America’s first fisherman bagged Alaskan salmon 11,500 years ago

America’s first fisherman bagged Alaskan salmon 11,500 years ago
By Zach Zorich 21 September 2015 6:45 pm

If you think most fish stinks after 3 days, try 11,500 years: That’s the age of salmon bones that archaeologists have uncovered at the Upward Sun River site, one of Alaska’s oldest human settlements. They say the cooked bones provide the first clear evidence of salmon fishing among the earliest Americans, Paleoindians, who crossed from Siberia into Alaska over the Bering Land Bridge more than 13,000 years ago. The finding, published online today in the Proceedings of the National Academy of Sciences, helps debunk the idea that America’s first fishermen relied primarily on big game for food. It also explains how they managed to survive in an ice age Arctic environment and adapt to life on a new continent.

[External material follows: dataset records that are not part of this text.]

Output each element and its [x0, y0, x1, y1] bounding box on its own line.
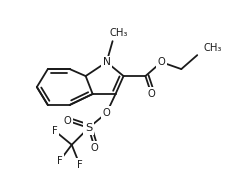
- Text: F: F: [52, 126, 57, 136]
- Text: F: F: [57, 156, 62, 166]
- Text: F: F: [76, 160, 82, 170]
- Text: O: O: [157, 57, 164, 67]
- Text: O: O: [147, 89, 155, 99]
- Text: S: S: [85, 123, 92, 133]
- Text: O: O: [102, 108, 110, 118]
- Text: N: N: [102, 57, 110, 67]
- Text: CH₃: CH₃: [109, 28, 127, 38]
- Text: O: O: [90, 143, 98, 153]
- Text: CH₃: CH₃: [202, 43, 220, 53]
- Text: O: O: [64, 116, 71, 126]
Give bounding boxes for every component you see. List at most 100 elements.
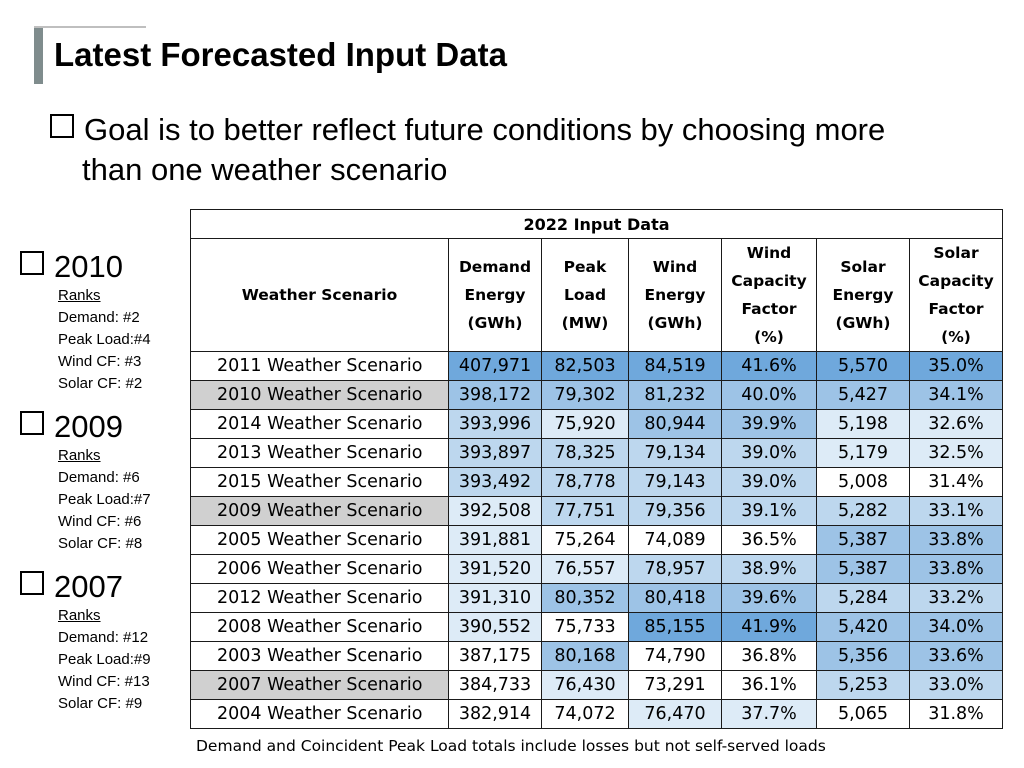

These days, salmon is a staple for native Alaskans, but evidence for the origins of salmon fishing has been hard to come by. Wood and rope fishing tools decompose quickly, as do salmon bones. And until recently, most researchers hadn’t been doing the kind of careful excavation necessary for discovering fragile fish skeletons. But building on recent work that suggests big-game hunting was just one part of a “broad-spectrum” strategy among America’s first people, researchers have begun searching for other remains. These include creatures like migratory waterfowl, small mammals, and salmon that would have been part of a more seasonally based diet. Archaeological sites across the Bering Strait region—including Siberia—support this idea, says John Hoffecker, a University of Colorado, Boulder, archaeologist who specializes in the region.

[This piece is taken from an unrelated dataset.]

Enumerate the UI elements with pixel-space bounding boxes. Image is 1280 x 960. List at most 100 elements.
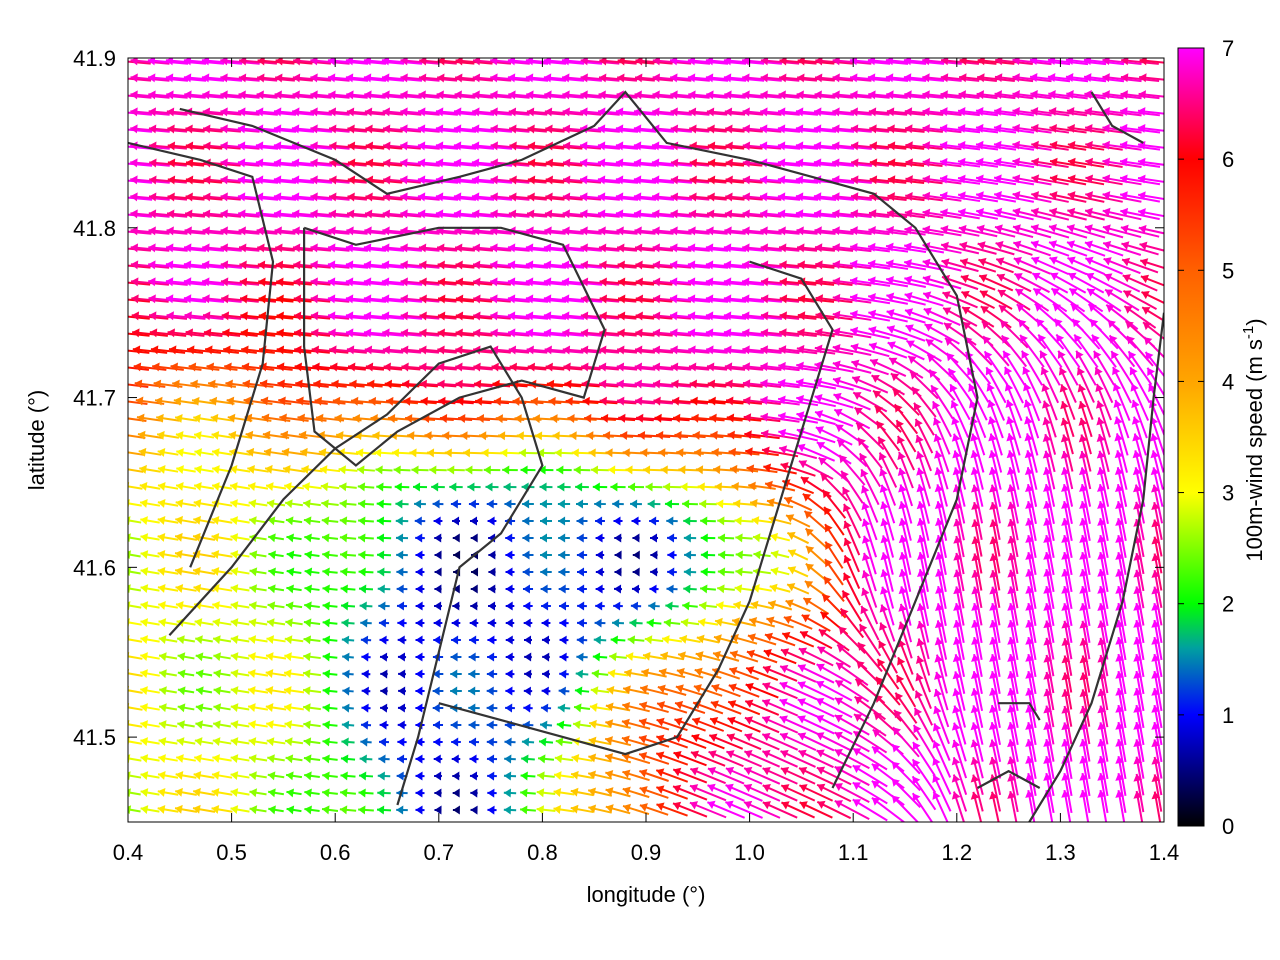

But finding ancient salmon leftovers has been a challenge. “It’s difficult to capture ancient fishing because of the nature of fish bones—they’re small, fragile bones,” says Carrin Halffman, a biological anthropologist at the University of Alaska (UA), Fairbanks, and the lead author of the new study. And if archaeologists do turn up any fishy remains, she says, it’s hard to know just what kind of fish it was. As the team tried to find out how the people at Upward Sun River used the resources of the nearby Tanana River, they carefully excavated parts of the site, sifting soil through fine-meshed screens. In the same fire pit where they found the buried remains of two infants, they discovered the salmon bones. Analyzing DNA in a piece of uncooked fish bone, Halffman and her team found that it was chum salmon (Oncorhynchus keta), a hefty fish that weighs 5 to 10 kilograms and grows roughly 60 centimeters long. Thousands of chum salmon still swim up the Tanana River every summer to spawn, and the run remains a central cultural event for the indigenous Athabascan people who live there today.

But could the find be evidence for the beginnings of this annual ritual? It was possible that the salmon were not part of the annual saltwater-to-freshwater migration, but instead were freshwater fish that lived in the river their entire lives. To find out, Halffman analyzed carbon and nitrogen isotopes in the fish bones. Because different versions of the two elements—both with different weights—are found in varying concentrations in seawater and fresh water, that compositions is reflected in the fish bones. The bones that Halffman analyzed had higher ratios of heavier carbon and nitrogen isotopes, meaning the fish had lived in the ocean and must have been caught during a spawning run. “What we’re looking at is probably the beginnings of the utilization of salmon,” says Ben Potter, an archaeologist at UA Fairbanks, and a co-author of the study.